We captured a surprisingly wide array of distinct social behaviours in rats using 3D tracking. This rich repertoire of social interactions exceeded our initial expectations. Our analysis pipeline is able to identify each of these interaction types and quantify how often they occur. This produces a behavioural profile, a fingerprint, for each animal that summarizes their social function, similar to how gene expression analyses profile the function of individual cells. Having quantitative and automated access to objective identifiers of various social behaviours provided us with a readout of nuanced behavioural changes associated with five different genetic models of autism.

This had eluded researchers for a long time. Similar to the challenges faced in Parkinson's models, traditional coarse metrics failed to capture consistent differences in social behaviour across groups compared to wild type controls. If you're solely focused on low-dimensional metrics like the time spent next to a social partner, it is difficult to measure significant differences between these groups. With a more precise decomposition of the social behavioural space into specific interaction categories, a consistent, significant difference emerges.

These autism phenotypes lay a foundation for future mechanistic studies and screens for new therapies in animal models.

Social tracking by Dr. Ugne Klibaite (Olveczky Lab, Harvard) and Tianqing Li (Dunn Lab, Duke)

What other disease models do you hope the system will be used to understand?

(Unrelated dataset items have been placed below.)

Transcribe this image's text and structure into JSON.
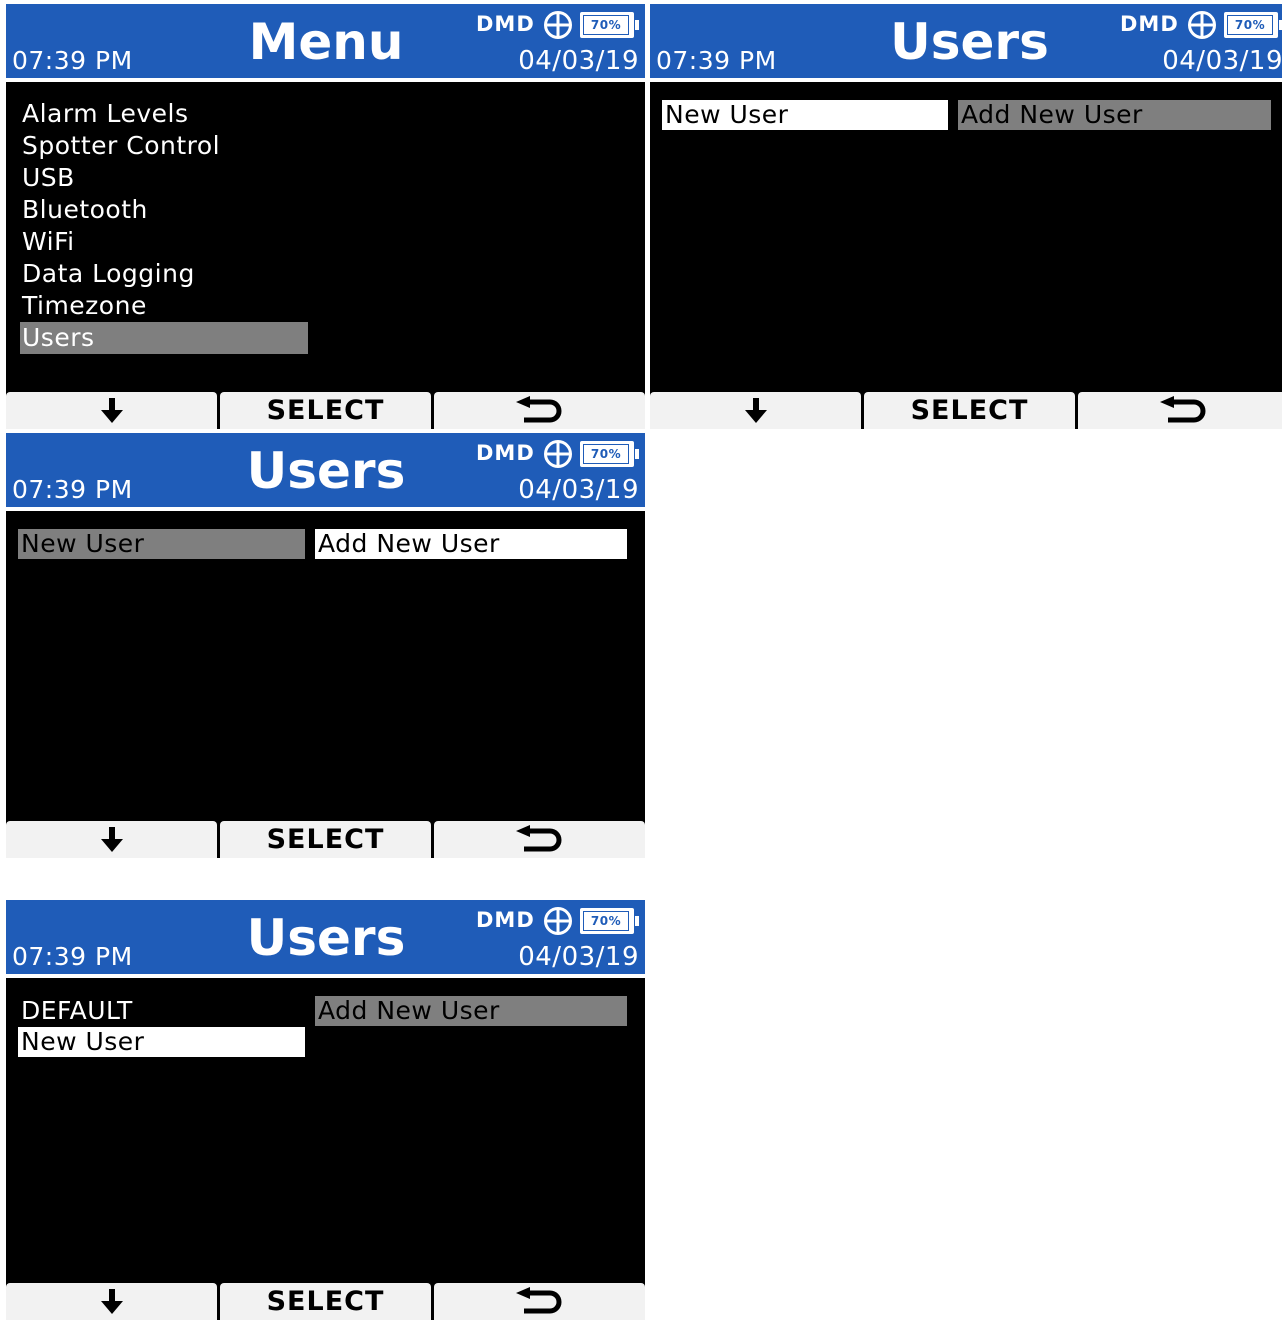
{
  "colors": {
    "header_blue": "#1f5cb8",
    "screen_bg": "#000000",
    "highlight_white": "#ffffff",
    "highlight_grey": "#7f7f7f",
    "softkey_bg": "#f2f2f2"
  },
  "status": {
    "time": "07:39 PM",
    "brand": "DMD",
    "battery": "70%",
    "date": "04/03/19",
    "network_icon": "globe-plus-icon"
  },
  "softkeys": {
    "down_icon": "arrow-down-icon",
    "select_label": "SELECT",
    "back_icon": "return-arrow-icon"
  },
  "screens": [
    {
      "title": "Menu",
      "menu_items": [
        {
          "label": "Alarm Levels",
          "selected": false
        },
        {
          "label": "Spotter Control",
          "selected": false
        },
        {
          "label": "USB",
          "selected": false
        },
        {
          "label": "Bluetooth",
          "selected": false
        },
        {
          "label": "WiFi",
          "selected": false
        },
        {
          "label": "Data Logging",
          "selected": false
        },
        {
          "label": "Timezone",
          "selected": false
        },
        {
          "label": "Users",
          "selected": true
        }
      ]
    },
    {
      "title": "Users",
      "left_col": [
        {
          "label": "New User",
          "state": "white"
        }
      ],
      "right_col": [
        {
          "label": "Add New User",
          "state": "grey"
        }
      ]
    },
    {
      "title": "Users",
      "left_col": [
        {
          "label": "New User",
          "state": "grey"
        }
      ],
      "right_col": [
        {
          "label": "Add New User",
          "state": "white"
        }
      ]
    },
    {
      "title": "Users",
      "left_col": [
        {
          "label": "DEFAULT",
          "state": "plain"
        },
        {
          "label": "New User",
          "state": "white"
        }
      ],
      "right_col": [
        {
          "label": "Add New User",
          "state": "grey"
        }
      ]
    }
  ]
}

In addition to Parkinson’s and autism, my collaborators and I are currently working on animal models of dystonia, stroke, and retinal degeneration. Ultimately, I think our system could be applied to any disease that has an effect on body movement. This includes diseases or disorders not traditionally classified as motor disorders. Autism is actually a good example of this. The motor system is normal but there is a cognitive effect that manifests in changes in behaviour. Behaviour is primarily conveyed by movement, which our system can measure. In the future, I am interested in exploring how our system can be used to understand other diseases, such as depression, that are considered particularly unique to humans and thus have been particularly difficult to study in animals models.

What do you think the future holds for 3D tracking technologies?

I believe the next significant step is to make 3D tracking technology more accessible to researchers around the world. I regularly encounter researchers eager to incorporate it into their work. However, the complexity of assembling and utilizing 3D tracking systems remains a barrier. Streamlining the process to make it more turnkey and easily integrated into experimental designs and workflows will be essential for advancing the technology and its impact.

About Dr Dunn

Tim Dunn is an assistant professor of biomedical engineering at Duke University. His goal is to understand the neural basis of natural behaviour, which he has supported by developing technologies for high-resolution movement quantification in individuals and social groups. Tim was born and raised in Los Angeles, CA, USA. He graduated with a BA in Molecular and Cell Biology from UC Berkeley in 2008 and a PhD in Neurobiology from Harvard University in 2015. Tim received a McKnight Foundation Technological Innovations in Neuroscience Award in 2021.